Despite the presence of the NSP14 proofreading exonuclease, SARS-CoV-2 has still managed to adapt to the human host through the acquisition of mutations. The rate at which advantageous mutations emerge is influenced by the interplay between NSP14 and the RNA polymerase. Recombination also adds complexity to the virus’s evolutionary dynamics. Understanding the mutational processes in SARS-CoV-2 is essential for comprehending the factors driving diversity within the virus population.
The NSP14 exonuclease plays a vital role in maintaining replication accuracy by removing incorrectly incorporated nucleotides. Specific amino acid residues within the enzyme’s active site coordinate magnesium ions that activate water molecules for removing these nucleotides.
Previous research has shown that inactivation of the exonuclease in related coronaviruses results in the inability to generate viable virions. Inactivation experiments on SARS-CoV-1 and murine hepatitis virus (MHV) produced viable virions with compromised fidelity, leading to an increased burden of mutations and reduced fitness. Mutations within the exonuclease have been associated with an increased mutation rate in SARS-CoV-2.
The exonuclease activity of NSP14 is modulated by its interaction with NSP10. Mutations at the NSP14/NSP10 interface have been shown to reduce exonuclease activity and make the virus less viable. This interaction is critical for maintaining replication fidelity.
A specific mutation, F60S, located at the interface of NSP14 and NSP10, may alter the interaction network within this interface, potentially impacting the exonuclease’s efficiency. This alteration could lead to an increased mutation rate.
The SARS-CoV-2 lineage carrying the F60S mutation has exhibited an elevated evolutionary rate compared to other lineages. This high mutation rate allowed these viruses to acquire mutations associated with improved fitness and virulence. However, the lineage eventually went extinct due to an overwhelming burden of detrimental mutations.

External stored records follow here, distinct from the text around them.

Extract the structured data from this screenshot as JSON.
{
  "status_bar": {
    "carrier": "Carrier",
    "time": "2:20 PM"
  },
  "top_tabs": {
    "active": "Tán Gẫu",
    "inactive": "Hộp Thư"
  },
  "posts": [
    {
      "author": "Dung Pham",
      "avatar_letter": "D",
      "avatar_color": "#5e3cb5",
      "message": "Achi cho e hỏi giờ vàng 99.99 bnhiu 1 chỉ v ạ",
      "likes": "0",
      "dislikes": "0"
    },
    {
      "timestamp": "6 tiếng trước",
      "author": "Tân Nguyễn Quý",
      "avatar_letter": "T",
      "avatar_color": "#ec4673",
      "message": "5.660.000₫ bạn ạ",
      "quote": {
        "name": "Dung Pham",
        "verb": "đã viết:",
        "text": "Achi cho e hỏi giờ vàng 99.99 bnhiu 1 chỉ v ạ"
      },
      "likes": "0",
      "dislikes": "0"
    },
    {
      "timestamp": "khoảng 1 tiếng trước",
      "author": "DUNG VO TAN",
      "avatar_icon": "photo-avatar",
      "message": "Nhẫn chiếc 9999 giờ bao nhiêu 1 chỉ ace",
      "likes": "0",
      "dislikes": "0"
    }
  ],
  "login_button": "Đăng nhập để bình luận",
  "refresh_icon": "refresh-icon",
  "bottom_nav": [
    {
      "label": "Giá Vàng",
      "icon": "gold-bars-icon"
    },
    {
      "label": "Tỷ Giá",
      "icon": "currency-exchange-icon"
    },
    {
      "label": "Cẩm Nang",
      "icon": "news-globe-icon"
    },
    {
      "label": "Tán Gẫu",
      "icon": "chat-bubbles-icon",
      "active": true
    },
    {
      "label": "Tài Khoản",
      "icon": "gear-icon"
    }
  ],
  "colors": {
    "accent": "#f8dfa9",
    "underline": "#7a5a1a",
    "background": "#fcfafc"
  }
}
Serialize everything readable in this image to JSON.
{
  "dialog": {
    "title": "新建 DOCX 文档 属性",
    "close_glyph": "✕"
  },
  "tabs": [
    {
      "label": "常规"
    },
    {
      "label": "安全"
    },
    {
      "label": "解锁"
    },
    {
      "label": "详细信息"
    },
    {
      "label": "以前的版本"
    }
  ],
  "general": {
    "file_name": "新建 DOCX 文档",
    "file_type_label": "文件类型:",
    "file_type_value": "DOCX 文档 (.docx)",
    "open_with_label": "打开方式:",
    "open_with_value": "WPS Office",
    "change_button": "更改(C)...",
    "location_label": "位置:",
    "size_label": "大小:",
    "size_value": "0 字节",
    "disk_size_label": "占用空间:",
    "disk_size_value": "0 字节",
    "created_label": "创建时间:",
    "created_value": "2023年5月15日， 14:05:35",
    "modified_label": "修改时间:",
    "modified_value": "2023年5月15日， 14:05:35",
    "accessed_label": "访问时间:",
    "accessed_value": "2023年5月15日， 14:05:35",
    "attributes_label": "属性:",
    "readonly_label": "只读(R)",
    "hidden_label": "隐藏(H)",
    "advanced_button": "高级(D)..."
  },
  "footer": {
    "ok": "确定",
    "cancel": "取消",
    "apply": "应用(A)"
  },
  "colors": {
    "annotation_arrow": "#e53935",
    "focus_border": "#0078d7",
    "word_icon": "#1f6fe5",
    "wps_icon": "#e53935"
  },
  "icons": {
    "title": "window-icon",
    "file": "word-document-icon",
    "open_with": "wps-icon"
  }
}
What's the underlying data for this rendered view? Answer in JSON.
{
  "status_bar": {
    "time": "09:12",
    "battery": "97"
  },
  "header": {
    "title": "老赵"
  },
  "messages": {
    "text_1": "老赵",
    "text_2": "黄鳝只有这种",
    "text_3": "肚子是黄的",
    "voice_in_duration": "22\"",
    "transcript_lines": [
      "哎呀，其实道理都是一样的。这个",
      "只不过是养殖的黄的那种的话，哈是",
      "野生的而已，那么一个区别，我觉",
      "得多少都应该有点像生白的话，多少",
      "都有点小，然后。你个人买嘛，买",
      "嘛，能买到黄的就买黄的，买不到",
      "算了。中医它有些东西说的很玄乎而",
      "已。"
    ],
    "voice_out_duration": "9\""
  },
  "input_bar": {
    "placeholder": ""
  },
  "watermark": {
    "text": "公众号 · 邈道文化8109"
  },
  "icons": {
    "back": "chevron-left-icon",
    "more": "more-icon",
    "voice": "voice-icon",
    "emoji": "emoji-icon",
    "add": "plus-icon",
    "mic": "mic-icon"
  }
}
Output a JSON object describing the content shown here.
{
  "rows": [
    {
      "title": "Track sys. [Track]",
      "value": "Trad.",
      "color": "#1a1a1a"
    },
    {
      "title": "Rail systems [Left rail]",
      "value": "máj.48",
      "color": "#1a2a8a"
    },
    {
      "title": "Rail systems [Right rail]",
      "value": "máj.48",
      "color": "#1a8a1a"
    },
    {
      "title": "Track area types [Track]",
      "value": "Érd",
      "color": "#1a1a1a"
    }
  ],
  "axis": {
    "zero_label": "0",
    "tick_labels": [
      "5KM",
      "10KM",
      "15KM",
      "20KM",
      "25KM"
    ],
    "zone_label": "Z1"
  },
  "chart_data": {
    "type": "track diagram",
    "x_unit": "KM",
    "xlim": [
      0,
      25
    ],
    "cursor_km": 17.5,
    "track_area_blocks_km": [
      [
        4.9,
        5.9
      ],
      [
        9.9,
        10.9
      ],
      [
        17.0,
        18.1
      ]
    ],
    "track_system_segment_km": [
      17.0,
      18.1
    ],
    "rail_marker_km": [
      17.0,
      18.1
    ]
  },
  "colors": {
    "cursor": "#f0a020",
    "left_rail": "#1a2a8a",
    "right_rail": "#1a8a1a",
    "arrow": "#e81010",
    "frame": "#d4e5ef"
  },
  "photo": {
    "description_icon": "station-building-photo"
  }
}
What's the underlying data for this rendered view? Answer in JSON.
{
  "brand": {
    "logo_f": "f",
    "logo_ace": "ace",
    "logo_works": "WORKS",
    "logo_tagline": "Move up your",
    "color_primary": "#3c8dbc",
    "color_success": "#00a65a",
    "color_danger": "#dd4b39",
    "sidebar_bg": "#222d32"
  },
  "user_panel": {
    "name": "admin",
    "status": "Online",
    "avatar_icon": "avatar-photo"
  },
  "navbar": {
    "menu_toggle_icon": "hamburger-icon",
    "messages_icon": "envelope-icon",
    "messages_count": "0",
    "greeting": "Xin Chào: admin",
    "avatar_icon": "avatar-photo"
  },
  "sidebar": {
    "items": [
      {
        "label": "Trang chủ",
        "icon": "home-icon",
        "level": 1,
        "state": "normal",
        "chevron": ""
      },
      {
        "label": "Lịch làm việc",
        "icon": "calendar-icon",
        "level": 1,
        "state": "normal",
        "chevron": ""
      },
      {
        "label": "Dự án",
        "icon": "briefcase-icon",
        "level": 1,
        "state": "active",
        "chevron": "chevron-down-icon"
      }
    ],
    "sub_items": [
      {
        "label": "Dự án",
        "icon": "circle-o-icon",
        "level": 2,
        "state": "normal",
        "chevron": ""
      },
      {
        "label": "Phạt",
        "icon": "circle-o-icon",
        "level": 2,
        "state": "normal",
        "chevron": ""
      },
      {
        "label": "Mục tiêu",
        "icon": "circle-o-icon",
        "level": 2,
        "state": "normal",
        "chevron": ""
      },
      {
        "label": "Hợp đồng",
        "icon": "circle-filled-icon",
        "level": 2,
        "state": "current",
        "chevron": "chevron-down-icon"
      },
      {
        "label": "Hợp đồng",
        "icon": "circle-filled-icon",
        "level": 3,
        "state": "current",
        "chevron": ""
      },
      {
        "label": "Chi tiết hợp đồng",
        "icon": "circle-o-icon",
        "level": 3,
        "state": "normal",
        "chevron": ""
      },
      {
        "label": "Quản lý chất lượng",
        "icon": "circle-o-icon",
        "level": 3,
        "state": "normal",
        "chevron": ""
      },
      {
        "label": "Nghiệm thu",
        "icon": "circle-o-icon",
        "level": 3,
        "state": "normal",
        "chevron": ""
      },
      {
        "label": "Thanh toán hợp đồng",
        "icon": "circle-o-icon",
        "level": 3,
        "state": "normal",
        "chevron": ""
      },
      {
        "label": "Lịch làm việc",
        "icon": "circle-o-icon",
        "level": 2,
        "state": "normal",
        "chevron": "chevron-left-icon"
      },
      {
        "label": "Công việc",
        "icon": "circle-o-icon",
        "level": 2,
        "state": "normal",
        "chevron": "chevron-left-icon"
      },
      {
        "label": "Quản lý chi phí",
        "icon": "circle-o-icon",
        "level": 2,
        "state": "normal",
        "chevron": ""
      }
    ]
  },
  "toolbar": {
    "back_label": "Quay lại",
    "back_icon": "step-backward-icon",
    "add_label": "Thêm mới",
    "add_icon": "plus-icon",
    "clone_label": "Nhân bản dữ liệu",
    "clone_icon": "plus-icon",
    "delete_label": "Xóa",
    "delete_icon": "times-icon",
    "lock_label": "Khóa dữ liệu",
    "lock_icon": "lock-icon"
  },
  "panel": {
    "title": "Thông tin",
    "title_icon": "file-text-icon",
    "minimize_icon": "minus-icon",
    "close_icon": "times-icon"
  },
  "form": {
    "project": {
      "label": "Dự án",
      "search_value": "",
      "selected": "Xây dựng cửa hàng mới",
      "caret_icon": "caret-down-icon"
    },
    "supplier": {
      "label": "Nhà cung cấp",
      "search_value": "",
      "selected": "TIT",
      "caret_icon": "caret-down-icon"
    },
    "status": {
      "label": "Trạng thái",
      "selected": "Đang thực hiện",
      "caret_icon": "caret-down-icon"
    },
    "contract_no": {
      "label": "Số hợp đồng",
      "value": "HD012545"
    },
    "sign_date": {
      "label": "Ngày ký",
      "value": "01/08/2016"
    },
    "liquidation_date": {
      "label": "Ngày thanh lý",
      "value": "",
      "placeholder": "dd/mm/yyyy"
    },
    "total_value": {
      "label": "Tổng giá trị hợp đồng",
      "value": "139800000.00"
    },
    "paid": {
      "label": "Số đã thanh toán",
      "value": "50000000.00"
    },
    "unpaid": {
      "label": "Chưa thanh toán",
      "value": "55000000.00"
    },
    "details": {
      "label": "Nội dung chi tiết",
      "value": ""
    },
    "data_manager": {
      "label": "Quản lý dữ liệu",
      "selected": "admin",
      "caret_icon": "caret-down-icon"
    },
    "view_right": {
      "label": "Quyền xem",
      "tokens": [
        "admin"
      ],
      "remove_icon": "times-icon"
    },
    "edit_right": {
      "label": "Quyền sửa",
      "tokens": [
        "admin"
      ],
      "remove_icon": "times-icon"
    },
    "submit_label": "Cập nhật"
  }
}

Analysis of Spike protein mutations within the F60S lineage revealed changes linked to Variants of Concern, immune escape, receptor binding, and furin cleavage site adaptations. The extinction of the F60S lineage suggests that there is a threshold where the negative impact of detrimental mutations outweighs the benefits from advantageous mutations.
This research highlights the potential for rapid mutation generation in SARS-CoV-2, adding to the virus’s capacity for recombination and diversity generation. Understanding the impact of exonuclease mutations on mutational dynamics is essential for deciphering the virus’s evolutionary trajectory.
In conclusion, the NSP14 exonuclease plays a crucial role in maintaining replication fidelity in SARS-CoV-2. The F60S mutation serves as an example of how a single mutation at the NSP14/NSP10 interface can affect the virus’s evolutionary rate. This research not only enhances our understanding of SARS-CoV-2 mutational dynamics but also provides insights into the mechanisms governing virus evolution, which can inform future research and interventions to combat the ongoing global health impact of this virus.